Shortly thereafter my parents took me to the renowned Joslin Diabetes Center in Boston, a decision partially prompted by the fact that their A1C tests were performed with simple finger pricks as opposed to modern-day torture tactics. Over two decades later, I am still a Joslin girl. And I still fight back my tears sometimes, but I am slowly learning that it can be healthy to let them out once in a while, too. There is certain strength in vulnerability, in showing that you hurt emotionally and/or physically but that you are going to get through that pain.

I cannot speak for every type one diabetic out there, but I would venture to guess that some of you have difficulties letting your guard down at times, too. How can we complain about a head cold when we have endured thousands and thousands of injections over the years?
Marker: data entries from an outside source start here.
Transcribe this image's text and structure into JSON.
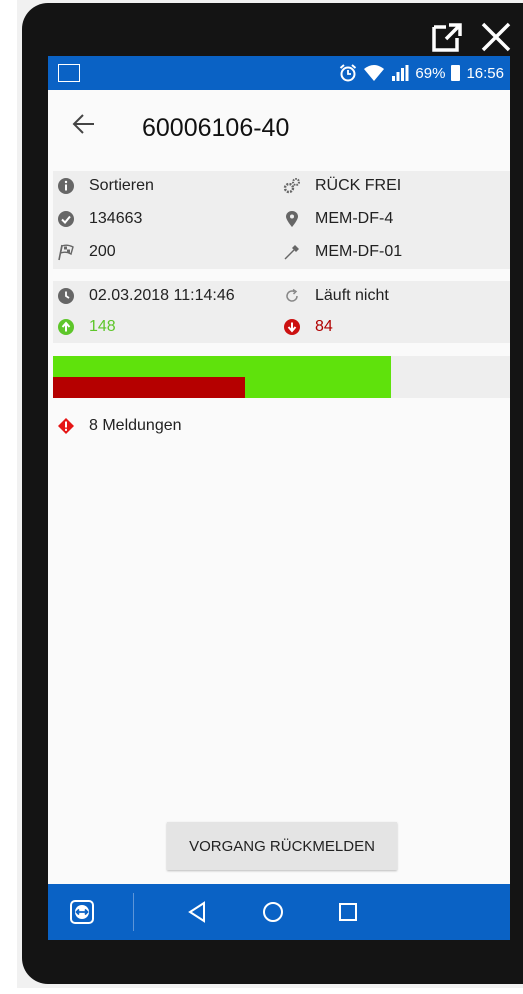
{
  "window": {
    "external_icon": "open-external-icon",
    "close_icon": "close-icon"
  },
  "statusbar": {
    "battery": "69%",
    "time": "16:56",
    "background": "#0a62c5"
  },
  "header": {
    "title": "60006106-40"
  },
  "info": {
    "status": "Sortieren",
    "feedback": "RÜCK FREI",
    "number": "134663",
    "location": "MEM-DF-4",
    "target": "200",
    "tool": "MEM-DF-01"
  },
  "timing": {
    "datetime": "02.03.2018 11:14:46",
    "state": "Läuft nicht",
    "good": "148",
    "bad": "84"
  },
  "progress": {
    "target": 200,
    "good": 148,
    "bad": 84,
    "good_color": "#5fe20c",
    "bad_color": "#b50000"
  },
  "messages": {
    "label": "8 Meldungen"
  },
  "action": {
    "label": "VORGANG RÜCKMELDEN"
  }
}
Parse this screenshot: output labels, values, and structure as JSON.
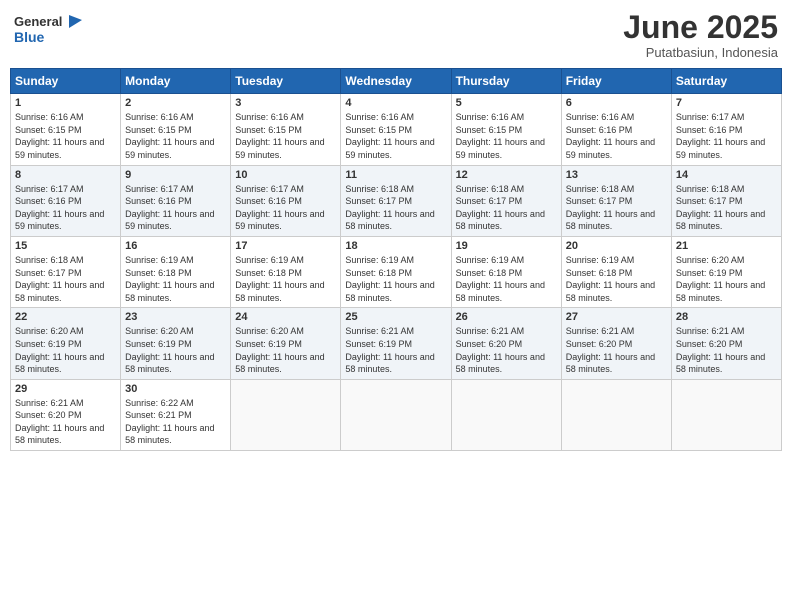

I can’t believe my boyfriend is upset that he lost his football game! Seriously?!!  But the reality is that these are human emotions and normal trials and tribulations of life, even if these situations are not a life or death fight as diabetes sometimes can be. It is more natural to express what you are feeling than to avert your eyes to the ground while feverishly blinking back tears. Trust me, I have been there, done that, and many times at that rate.

I see today that my mentality of always being strong was a survival tactic yet a detriment all at once. Some days I have a quick temper because it is easier to be angry than to acknowledge being scared or defeated.  I am my own worst enemy when it comes to epic PMS-y Facebook rants, but this is an excuse.  Sure, we were dealt very frustrating hands by being diagnosed with diabetes.  The general public misunderstands the constant battles we endure.  We rarely get a break from the burdens of this disease.

But at the same time, if I cut the BS and allow myself to say, “Okay, your blood sugar is high and you’re afraid of the long-term damage this could do to your body, and you’re tired from being up all night responding to Dexcom alarms, and you’re stressed with ‘normal people’ factors like work and grad school,” then yeah, I am a human being. It is okay to cry.  It is okay to be fearful.  It is okay to feel, to admit that sometimes pump site and CGM changes hurt like hell even though you told yourself that the pain was the least of your problems years ago.

And I said that yesterday, too. To which my doctor replied, “But it’s not the least of your problems if you’re shooting a pump site into muscle because you have no ‘real estate’ left that is free of scar tissue.”  Fair enough, and directly to the point.  She is right.  Acknowledge that it is a big deal, Ally.

Sometimes crying makes one braver than not crying.  At least crying invokes honest, real emotion from which we can grow.  I’m ready to ditch the war paint if it means connecting with others on a more meaningful, understanding level.